Barzaz Breiz/1846/Les Laboureurs
La classe des paysans bretons qui nous intéressent spécialement ici, se divise en pauvres, fermiers, domaniers et propriétaires. Le pauvre (nous en avons déjà parlé) n’est point, en Bretagne, le rebut de la société : il est aimé, estimé, honoré de tous ; on sait que ses haillons peuvent se changer un jour en vêtements de gloire ; il habite une cabane couverte en genêts ; il n’a qu’un verger ou courtil, dans lequel croît le chanvre dont il s’habille et l’herbe dont se nourrit sa vache, qui partage avec lui son toit ; il mendie devenu vieux, et travaille lorsqu’il est jeune. Le fermier, comme partout ailleurs, laboure les terres de son maître ; le domanier en a l’usufruit, mais non pas la propriété ; les édifices seuls lui appartiennent, et lui peuvent être remboursés par congément. Quelquefois il achète son domaine, qu’il ne croit jamais payer trop cher, si c’est le lieu de sa naissance, et il entre dans la classe des propriétaires, classe peu nombreuse, plus indépendante, et qui forme, dans la chaîne sociale, l’anneau qui lie le paysan au bourgeois.
Il est triste de songer qu’à une époque où l’on parle tant d’améliorer le sort du peuple, on n’ait encore rien fait dans l’intérêt
des classes pauvres de nos campagnes ; elles sont peu à craindre,
il est vrai, car elles sont chrétiennes, et, tandis qu’ailleurs, le
paysan incrédule maudit la terre qu’il travaille et le maître qu’il
lui faut payer, l’agriculteur breton, levant les yeux au ciel, et voyant
briller l’immortelle aurore, chante ainsi pour se consoler :
Approchez tous, habitants des campagnes, pour écouter un chant qui a été nouvellement composé sur la vie du laboureur ; une vie dure et pénible ; repos ni jour ni nuit ! mais il le prend en patience, pour mériter le paradis.
Le laboureur travaille sous tous les temps, aussi bien sous le froid que sous le chaud du jour ; qu’il neige, qu’il grêle, qu’il tonne, qu’il vente, qu’il pleuve, qu’il gèle, qu’il glace, vous le verrez dans son champ, travaillant, courbé en deux plis.

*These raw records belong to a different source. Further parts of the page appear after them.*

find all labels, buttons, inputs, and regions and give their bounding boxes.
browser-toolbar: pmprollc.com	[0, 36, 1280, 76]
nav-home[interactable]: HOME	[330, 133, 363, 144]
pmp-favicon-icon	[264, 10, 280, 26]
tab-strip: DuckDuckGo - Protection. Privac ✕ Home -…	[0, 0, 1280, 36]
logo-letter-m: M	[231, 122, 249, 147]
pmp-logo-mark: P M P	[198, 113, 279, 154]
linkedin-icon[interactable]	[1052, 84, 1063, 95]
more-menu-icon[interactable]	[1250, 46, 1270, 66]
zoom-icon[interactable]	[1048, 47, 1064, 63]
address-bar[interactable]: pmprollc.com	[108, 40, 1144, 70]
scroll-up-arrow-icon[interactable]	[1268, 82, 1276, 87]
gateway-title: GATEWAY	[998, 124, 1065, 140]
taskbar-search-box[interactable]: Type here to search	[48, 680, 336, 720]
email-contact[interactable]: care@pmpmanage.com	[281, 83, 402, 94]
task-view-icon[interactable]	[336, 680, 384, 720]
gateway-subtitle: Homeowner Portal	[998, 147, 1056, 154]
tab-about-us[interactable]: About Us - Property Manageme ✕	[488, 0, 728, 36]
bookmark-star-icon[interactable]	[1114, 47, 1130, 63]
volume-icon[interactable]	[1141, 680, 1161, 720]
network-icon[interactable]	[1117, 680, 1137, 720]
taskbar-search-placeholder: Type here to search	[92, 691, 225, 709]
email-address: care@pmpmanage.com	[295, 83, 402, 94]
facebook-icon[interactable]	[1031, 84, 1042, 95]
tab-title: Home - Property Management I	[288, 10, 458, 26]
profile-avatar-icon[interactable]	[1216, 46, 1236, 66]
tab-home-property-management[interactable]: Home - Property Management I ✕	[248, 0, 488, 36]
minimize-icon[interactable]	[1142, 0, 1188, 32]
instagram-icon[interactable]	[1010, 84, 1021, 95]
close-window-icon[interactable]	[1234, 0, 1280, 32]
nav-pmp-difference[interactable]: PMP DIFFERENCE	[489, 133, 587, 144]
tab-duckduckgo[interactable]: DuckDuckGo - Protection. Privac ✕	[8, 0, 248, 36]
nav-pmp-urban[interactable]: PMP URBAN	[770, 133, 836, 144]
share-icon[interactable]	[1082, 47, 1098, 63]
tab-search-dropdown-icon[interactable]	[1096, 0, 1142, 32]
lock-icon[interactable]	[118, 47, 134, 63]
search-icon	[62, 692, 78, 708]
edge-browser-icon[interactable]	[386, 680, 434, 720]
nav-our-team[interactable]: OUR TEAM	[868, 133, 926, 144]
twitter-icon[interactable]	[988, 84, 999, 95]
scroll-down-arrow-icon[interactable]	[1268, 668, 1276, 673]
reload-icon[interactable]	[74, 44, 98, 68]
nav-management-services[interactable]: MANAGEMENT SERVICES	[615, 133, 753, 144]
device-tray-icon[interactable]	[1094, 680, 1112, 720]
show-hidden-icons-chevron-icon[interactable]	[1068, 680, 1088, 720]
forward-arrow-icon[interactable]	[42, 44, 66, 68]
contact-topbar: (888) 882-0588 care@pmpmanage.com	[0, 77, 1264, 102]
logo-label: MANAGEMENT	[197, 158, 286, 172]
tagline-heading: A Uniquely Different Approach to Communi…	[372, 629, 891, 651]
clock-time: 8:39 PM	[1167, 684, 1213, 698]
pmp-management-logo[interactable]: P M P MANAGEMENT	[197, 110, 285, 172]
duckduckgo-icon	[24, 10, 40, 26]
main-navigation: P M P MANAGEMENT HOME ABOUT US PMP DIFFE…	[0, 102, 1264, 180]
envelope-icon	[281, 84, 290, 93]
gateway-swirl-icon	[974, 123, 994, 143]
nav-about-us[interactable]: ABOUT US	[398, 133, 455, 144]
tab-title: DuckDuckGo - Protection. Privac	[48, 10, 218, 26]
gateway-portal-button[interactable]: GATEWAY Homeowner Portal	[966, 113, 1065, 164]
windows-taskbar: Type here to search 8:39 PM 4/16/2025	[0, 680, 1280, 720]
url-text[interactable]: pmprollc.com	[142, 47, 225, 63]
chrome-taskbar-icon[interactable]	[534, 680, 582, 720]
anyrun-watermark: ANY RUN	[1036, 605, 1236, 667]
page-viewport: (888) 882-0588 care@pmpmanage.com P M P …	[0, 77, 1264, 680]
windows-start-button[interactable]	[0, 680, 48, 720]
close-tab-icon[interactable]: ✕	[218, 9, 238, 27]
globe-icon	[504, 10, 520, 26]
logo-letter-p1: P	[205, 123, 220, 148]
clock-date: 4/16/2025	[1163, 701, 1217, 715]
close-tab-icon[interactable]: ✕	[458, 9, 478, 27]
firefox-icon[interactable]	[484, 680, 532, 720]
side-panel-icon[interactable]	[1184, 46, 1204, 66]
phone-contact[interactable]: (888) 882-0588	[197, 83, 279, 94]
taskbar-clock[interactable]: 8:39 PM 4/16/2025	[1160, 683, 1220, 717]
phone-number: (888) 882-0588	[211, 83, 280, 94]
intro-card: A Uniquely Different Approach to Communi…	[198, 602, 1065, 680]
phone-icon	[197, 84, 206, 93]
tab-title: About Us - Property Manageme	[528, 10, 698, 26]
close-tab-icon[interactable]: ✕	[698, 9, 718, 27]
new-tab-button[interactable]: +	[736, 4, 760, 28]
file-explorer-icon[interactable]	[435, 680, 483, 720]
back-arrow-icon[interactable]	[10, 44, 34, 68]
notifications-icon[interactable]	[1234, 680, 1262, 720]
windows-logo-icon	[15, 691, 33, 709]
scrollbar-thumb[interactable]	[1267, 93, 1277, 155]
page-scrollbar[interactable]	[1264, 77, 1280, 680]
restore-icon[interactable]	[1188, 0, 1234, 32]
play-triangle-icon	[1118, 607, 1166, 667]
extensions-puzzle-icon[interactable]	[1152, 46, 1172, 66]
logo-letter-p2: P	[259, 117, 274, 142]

Le laboureur est vêtu le plus souvent en toile ; il n’est pas beau sur la semaine, comme les bourgeois ; ses habits sont chiffonnés, souillés par la terre ; les gens de la ville, qui pourtant ont besoin de lui, crachent de dégoût à sa vue.
Il y a une grande différence entre l’état du pauvre laboureur et l’état des habitants des villes : ceux-ci se nourrissent de viande, de poisson, de pain blanc, chaque jour ; le laboureur, lui, de bouillie, de pain sec et de lavure.
Le laboureur doit payer, payer en tout temps, payer au roi, par an, trois ou quatre sortes d’impôts ; puis, quand il lui faut payer son maître, si l’argent n’est pas prêt, on fait bon marché de son bien. Ici le chagrin !
Il a, en outre, à payer les obits au recteur ; la coutume le
veut, c’est juste ; à donner leur quête aux prêtres, l’aumône
aux pauvres ; et, pour qu’ils ne lui manquent point, leurs gages à ses serviteurs.
Après tout cela, le laboureur sera accusé, il sera grugé par les hommes de loi, dépouillé de son peu de bien ; et, en voyant piller sa fortune, il n’a rien à dire.
Et s’il vient à compter quelquefois son argent, l’argent qu’il a amassé avec tant de peine, les hommes de la ville rient et le huent, et, si on peut, on le lui prend, en lui riant au nez.
Enfin, quelque part qu’il aille, on dit du mal du laboureur ; bien des gens le méprisent ; et pourtant, si l’on voulait bien y réfléchir : c’est le bras du laboureur qui fait vivre le monde entier.
Telle est notre vie, hélas ! notre dure vie ; notre sort est misérable, notre étoile funeste, notre état bien pénible ; repos ni jour ni nuit ! mais prenons-le en patience pour mériter le paradis.
Cette admirable résignation chrétienne, le paysan breton la porte partout au fond de son cœur ; elle se montre dans toutes les circonstances de sa vie. Sa chaumière est-elle la proie des flammes ? il la regarde brûler ; il ne pleure point, il n’éclate point en cris, il ne maudit personne ; il incline la tête, et dit tristement comme Job : « Que la volonté de Dieu soit faite ! » Puis, quand il ne reste plus de sa cabane que les quatres murs, il va mendier de porte en porte, en chantant lui-même son malheur, quelque argent pour la rebâtir. Cette résignation le suit jusqu’au lit de mort ; il quitte sans regret une vie misérable qu’il a prise en patience pour mériter le ciel.